Nie do końca, ponieważ jest to tylko retoryka. Izrael jest na tyle silny militarnie, aby skutecznie się bronić. Ehud Barak ogłosił, że w rezultacie ataku na Iran śmierć poniesie około 800 mieszkańców Izraela. To bardzo bolesna strata, ale nie jest to śmiertelne zagrożenie dla istnienia państwa. Groźby ze strony Iranu są nawet dla Izraela korzystne – pozwalają odwrócić uwagę od okupacji Palestyny. Im więcej Ahmadineżad mówi, tym łatwiej uznać Iran za śmiertelne zagrożenie. I na tym polega cała rzecz – nie chodzi o atak, chodzi o groźby, które de facto zagrożeniem nie są.

Czy sądzi pan, że Izrael byłby w stanie dokonać ataku na Iran tylko po to, aby odwrócić uwagę od napięć w relacjach z Palestyńczykami?

Nie widzę innego powodu. Iran nie posiada broni atomowej, co Izrael przyznał. Co więcej, nie ma planów budowy takiej broni, jaki zatem inny powód wchodziłby w grę? Nikt tak naprawdę nie wie co się wydarzy, ale osobiście sądzę, że do ataku nie dojdzie. Netanjahu wrócił niedawno z Waszyngtonu, gdzie spotkał się z Obamą. Po raz pierwszy w historii doszło do spotkania premiera Izraela z prezydentem USA, w trakcie którego nie poruszono problemu Palestyny. W ten sposób zagrożenie ze strony Iranu działa na korzyść Izraela. Dlaczego zatem Izrael miałby to zmieniać? Izrael mógłby dokonać ataku na Iran jedynie w sytuacji, gdyby poczuł silną międzynarodową presję związaną z kwestią palestyńską, na przykład, gdyby kwestia niepodległości Palestyny została postawiona na forum ONZ.

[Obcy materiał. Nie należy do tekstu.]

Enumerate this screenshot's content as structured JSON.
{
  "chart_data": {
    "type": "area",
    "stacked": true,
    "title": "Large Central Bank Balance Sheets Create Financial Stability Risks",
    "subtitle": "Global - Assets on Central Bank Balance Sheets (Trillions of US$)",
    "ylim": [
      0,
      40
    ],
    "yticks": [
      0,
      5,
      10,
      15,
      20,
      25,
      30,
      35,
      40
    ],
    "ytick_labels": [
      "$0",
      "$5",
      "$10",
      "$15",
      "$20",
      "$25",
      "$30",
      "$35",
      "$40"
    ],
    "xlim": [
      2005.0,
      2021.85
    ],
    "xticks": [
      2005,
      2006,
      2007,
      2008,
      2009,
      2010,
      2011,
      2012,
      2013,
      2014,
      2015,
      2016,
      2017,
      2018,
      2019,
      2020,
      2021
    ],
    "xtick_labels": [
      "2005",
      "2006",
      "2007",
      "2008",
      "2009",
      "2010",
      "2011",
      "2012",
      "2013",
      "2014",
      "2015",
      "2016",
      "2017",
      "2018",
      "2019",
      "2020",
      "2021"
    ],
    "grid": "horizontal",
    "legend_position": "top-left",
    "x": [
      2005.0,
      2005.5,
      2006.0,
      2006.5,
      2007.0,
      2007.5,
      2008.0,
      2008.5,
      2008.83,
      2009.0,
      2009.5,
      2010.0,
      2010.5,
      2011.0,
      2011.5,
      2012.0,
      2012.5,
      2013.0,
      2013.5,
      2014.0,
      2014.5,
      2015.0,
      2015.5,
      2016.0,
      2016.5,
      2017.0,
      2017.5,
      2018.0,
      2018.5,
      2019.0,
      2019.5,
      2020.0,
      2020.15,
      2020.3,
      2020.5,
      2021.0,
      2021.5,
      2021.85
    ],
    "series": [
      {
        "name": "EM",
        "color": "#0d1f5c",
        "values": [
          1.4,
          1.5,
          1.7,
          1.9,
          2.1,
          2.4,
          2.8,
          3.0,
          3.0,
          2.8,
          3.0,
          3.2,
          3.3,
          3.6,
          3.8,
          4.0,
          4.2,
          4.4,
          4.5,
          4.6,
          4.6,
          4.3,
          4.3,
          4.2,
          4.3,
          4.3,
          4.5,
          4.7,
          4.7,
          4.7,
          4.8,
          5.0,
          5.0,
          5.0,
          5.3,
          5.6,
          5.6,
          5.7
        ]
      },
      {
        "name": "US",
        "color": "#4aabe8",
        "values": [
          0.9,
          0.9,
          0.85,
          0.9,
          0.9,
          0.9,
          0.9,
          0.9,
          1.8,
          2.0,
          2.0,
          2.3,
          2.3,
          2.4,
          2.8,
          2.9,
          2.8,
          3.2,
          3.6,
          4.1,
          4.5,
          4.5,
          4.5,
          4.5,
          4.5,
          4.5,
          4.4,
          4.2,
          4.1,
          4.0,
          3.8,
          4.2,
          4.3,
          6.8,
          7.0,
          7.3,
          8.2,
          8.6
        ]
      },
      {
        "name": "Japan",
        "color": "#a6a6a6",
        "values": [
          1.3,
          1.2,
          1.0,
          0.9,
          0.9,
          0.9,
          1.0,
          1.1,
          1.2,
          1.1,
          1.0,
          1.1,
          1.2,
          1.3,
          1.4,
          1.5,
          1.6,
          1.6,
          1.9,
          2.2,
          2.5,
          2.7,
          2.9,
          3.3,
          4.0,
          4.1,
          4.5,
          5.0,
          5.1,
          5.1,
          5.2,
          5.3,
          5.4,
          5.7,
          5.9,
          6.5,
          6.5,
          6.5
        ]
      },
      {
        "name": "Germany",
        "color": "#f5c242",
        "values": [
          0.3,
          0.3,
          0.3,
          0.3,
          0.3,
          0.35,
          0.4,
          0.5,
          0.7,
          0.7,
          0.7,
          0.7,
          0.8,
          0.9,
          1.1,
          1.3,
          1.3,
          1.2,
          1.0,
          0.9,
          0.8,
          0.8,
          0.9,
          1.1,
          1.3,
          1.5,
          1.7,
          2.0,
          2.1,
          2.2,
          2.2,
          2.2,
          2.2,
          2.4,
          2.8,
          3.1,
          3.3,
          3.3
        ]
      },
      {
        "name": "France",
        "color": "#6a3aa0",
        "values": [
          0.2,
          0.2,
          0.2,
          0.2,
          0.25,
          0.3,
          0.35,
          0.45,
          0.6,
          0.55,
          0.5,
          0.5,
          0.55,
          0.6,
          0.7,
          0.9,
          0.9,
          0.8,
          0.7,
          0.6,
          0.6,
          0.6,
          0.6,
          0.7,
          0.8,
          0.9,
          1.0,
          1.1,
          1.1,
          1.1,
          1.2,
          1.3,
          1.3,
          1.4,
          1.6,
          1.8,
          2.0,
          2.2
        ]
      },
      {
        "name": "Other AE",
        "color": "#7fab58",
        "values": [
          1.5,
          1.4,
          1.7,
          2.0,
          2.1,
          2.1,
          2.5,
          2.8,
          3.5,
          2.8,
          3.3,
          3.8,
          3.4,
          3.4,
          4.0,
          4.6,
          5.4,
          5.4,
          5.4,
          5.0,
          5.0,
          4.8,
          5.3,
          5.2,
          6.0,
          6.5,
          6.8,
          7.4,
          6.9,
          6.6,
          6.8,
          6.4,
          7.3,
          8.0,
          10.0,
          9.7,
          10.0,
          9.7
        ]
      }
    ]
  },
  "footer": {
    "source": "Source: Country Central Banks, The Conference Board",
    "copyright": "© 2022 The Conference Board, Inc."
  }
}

Jak postrzega pan wsparcie, które Iran deklaruje i którego udziela sprawie palestyńskiej? Czy Iran pomaga, czy raczej szkodzi?

Uważam, że szkodzi. Pomoc z Iranu jest według mnie ostatnią rzeczą, jaka jest potrzebna Palestyńczykom. Oni również czują się zażenowani słowami Ahmadineżada. Jego wypowiedzi naprawdę nie służą sprawie palestyńskiej. Oczywiście nie mogę wypowiadać się w imieniu wszystkich Palestyńczyków, ale nie znam żadnego Palestyńczyka, który zgadzałby się z tym, co mówi prezydent Iranu. Swoją drogą nie sądzę, aby jego wypowiedzi wynikały z troski o dobro Palestyńczyków. Ahmadineżad raczej wygłasza je na użytek wewnętrzny, gdyż jego rząd nie jest zbyt popularny i sam prześladuje swoich obywateli. Sytuacja jest zatem analogiczna do tej w Izraelu, gdzie rząd wykorzystuje zagrożenie ze strony Iranu, aby odwrócić uwagę od okupacji. W przypadku Iranu władze mówią o Palestynie, aby odwrócić uwagę od problemów wewnętrznych. Palestyńczycy nic na tym nie zyskują, a im bardziej kojarzeni będą z irańskim reżimem, tym gorzej dla nich. Łatwiej wtedy Izraelowi oskarżać ich o terroryzm.

*Wywiad został przeprowadzony w kwietniu 2012r.